Numero speciale di "Impact Factor News” n° 3 - Ottobre 2014
Introduzione
Le sindromi mielodisplastiche (MDS) sono un gruppo eterogeneo di patologie per manifestazioni cliniche, alterazioni citogenetiche e molecolari, prognosi. Le mutazioni puntiformi somatiche ricorrenti sono riconosciute come evento patogenetico nelle MDS e si possono associare a manifestazioni fenotipiche. Tali mutazioni sono prognosticamente importanti anche in termini di risposta agli agenti ipometilanti.
Su Journal of Clinical Oncology sono stati presentati i risultati di uno studio volto a valutare l’impatto prognostico della presenza di mutazioni somatiche nei pazienti candidati a trapianto.
L’identificazione di elementi di supporto nel calcolare il rapporto rischio-beneficio e il timing del trapianto è un’esigenza particolarmente sentita nei pazienti affetti da MDS, caratterizzati da età avanzata con conseguente carico di comorbidità.
Pazienti e metodi
I campioni basali di 87 pazienti affetti da MDS e sottoposti a trapianto allogenico sono stati esaminati con sequenziamento massivo parallelo per 40 mutazioni codificanti note come mutazioni ricorrenti nelle MDS.
Risultati
Gli Autori hanno riscontrato la presenza di mutazioni nel 92% dei pazienti con la seguente frequenza: ASXL1 (29%), TP53 21%, DNMT3A (18%) e RUNX1 16%.

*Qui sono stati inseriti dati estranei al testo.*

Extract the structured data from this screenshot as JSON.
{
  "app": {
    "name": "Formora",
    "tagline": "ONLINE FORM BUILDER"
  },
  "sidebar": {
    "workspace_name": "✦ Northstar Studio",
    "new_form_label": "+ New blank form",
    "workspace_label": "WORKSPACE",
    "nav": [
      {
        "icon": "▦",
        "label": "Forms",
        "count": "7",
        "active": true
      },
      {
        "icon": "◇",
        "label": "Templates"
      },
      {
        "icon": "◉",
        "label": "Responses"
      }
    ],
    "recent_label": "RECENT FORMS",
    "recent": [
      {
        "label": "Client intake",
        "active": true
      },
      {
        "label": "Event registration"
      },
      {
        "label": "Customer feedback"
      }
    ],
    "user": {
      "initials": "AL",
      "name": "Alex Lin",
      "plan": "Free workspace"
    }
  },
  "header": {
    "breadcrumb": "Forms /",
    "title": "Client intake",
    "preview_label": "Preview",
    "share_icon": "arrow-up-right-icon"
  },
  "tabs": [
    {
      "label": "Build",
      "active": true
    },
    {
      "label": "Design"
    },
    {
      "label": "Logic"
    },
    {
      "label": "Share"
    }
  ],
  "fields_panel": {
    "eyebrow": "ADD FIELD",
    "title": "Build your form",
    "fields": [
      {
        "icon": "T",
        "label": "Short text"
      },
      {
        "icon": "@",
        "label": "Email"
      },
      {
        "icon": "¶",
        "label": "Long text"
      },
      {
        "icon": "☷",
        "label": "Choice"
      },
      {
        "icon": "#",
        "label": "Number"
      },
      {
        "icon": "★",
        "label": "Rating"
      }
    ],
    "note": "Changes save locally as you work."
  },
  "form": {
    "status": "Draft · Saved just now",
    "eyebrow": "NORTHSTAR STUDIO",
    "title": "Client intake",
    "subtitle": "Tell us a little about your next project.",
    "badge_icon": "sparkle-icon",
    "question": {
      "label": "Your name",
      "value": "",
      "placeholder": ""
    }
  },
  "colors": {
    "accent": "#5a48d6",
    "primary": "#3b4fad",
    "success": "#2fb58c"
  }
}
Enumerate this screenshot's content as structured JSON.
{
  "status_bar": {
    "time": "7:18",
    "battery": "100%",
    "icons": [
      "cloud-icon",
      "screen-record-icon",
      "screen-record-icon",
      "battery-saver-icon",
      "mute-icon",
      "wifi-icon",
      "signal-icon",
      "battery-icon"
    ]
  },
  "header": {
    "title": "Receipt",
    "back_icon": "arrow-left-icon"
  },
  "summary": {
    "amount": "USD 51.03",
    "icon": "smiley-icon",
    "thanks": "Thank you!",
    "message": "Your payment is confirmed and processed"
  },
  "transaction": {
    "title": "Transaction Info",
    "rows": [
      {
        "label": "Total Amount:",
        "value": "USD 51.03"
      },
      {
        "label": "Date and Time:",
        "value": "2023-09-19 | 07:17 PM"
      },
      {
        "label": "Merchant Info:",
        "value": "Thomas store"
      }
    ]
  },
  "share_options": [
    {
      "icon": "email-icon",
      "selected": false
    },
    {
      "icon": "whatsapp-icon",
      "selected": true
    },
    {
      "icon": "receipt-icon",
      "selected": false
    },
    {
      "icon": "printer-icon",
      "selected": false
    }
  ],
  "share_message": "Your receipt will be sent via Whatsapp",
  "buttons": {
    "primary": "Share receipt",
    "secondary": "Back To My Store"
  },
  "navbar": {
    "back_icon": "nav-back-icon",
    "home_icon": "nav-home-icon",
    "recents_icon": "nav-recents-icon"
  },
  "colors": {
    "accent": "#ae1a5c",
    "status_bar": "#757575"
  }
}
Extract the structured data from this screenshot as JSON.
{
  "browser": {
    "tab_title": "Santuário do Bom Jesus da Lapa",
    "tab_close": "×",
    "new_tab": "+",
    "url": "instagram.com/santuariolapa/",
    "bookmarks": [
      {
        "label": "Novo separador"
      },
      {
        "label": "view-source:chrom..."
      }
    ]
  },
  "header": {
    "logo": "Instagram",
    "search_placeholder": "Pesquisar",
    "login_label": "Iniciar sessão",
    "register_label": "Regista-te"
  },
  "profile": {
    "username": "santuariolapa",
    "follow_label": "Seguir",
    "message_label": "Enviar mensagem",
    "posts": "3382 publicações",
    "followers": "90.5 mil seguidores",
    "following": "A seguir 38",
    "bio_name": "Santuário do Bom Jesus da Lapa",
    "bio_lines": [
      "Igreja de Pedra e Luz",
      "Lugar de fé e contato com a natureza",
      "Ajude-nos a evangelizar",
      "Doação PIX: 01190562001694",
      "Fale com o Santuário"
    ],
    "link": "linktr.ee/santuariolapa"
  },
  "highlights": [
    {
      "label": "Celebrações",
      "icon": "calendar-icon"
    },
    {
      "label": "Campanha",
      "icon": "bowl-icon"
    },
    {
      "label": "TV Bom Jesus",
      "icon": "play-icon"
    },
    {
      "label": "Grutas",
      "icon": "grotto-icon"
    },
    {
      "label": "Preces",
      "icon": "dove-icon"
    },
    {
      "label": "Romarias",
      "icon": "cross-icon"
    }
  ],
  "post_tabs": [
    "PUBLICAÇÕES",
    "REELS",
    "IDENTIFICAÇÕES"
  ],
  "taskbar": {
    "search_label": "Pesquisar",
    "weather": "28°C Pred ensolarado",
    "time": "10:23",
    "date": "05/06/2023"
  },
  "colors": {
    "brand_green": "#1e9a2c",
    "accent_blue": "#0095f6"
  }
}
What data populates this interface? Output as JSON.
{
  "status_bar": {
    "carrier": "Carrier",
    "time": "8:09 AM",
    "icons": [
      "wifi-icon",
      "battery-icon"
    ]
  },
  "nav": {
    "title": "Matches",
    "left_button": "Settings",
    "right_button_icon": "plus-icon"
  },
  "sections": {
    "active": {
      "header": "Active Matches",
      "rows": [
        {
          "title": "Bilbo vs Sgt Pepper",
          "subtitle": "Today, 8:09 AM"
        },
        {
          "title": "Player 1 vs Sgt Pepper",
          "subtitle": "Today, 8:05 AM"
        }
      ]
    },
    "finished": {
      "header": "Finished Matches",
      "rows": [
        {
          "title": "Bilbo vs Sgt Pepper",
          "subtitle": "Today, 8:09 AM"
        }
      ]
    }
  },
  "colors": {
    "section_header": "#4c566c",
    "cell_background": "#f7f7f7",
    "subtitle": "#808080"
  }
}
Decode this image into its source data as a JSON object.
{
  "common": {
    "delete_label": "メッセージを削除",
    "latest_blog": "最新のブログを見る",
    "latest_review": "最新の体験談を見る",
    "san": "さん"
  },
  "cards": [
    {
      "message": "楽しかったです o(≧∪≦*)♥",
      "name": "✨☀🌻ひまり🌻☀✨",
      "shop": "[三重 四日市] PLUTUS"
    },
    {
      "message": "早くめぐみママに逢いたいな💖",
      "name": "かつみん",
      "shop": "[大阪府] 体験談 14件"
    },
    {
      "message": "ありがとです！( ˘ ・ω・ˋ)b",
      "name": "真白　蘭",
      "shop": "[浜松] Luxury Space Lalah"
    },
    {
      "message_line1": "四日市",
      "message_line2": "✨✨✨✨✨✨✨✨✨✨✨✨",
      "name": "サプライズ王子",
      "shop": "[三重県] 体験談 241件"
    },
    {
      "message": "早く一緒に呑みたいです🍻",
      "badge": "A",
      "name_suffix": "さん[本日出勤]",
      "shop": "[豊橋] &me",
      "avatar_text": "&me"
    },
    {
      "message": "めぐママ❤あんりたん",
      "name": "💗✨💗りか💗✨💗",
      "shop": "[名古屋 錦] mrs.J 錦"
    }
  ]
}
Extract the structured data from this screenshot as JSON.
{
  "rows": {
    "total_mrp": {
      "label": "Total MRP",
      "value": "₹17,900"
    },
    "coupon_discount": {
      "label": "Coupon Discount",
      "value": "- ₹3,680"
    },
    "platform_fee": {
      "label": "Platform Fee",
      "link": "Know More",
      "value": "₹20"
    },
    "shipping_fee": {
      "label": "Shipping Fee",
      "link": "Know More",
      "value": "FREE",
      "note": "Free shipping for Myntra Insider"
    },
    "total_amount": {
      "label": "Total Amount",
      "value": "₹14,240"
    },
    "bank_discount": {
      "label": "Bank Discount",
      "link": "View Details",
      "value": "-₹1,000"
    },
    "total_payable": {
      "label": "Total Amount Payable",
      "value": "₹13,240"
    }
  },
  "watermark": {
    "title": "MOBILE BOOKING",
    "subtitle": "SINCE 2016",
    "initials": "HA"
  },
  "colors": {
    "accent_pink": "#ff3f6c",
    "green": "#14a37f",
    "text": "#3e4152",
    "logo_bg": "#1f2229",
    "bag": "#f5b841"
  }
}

In analisi univariata solo TP53 correlava con una minor OS (HR 3,74 p <0,001) e con una minor PFS (HR 3,97; p <0,001). Dopo correzione per le variabili cliniche associate con questi endpoint le tre mutazioni TP53 (HR 2,3; p=0,27), TET2 (HR 2,4; p=0,033) e DNMT3A (HR 2,08 p=0,049) erano ognuna indipendentemente associata con una minore sopravvivenza dopo trapianto.
Il 46% dei pazienti della popolazione in studio presentava una mutazione di TP53, TET2 o DNMT3A corrispondenti al 64% dei decessi registrati.
La sopravvivenza a tre anni per i pazienti non portatori di mutazioni era del 59% rispetto a una sopravvivenza del 19% in presenza di almeno una mutazione (Figura 1).
Conclusioni
La presenza di mutazioni di TP53, TET2 e DNMT3A identifica un sottogruppo di pazienti con limitata sopravvivenza globale dopo trapianto.
Ad oggi la ricerca di mutazioni genetiche non rientra nella valutazione di routine dei pazienti candidati a trapianto. Gli Autori, pur evidenziando la necessità di ulteriori conferme al loro studio, sottolineano che in presenza di mutazioni prognosticamente sfavorevoli potrebbero essere considerati approcci terapeutici alternativi.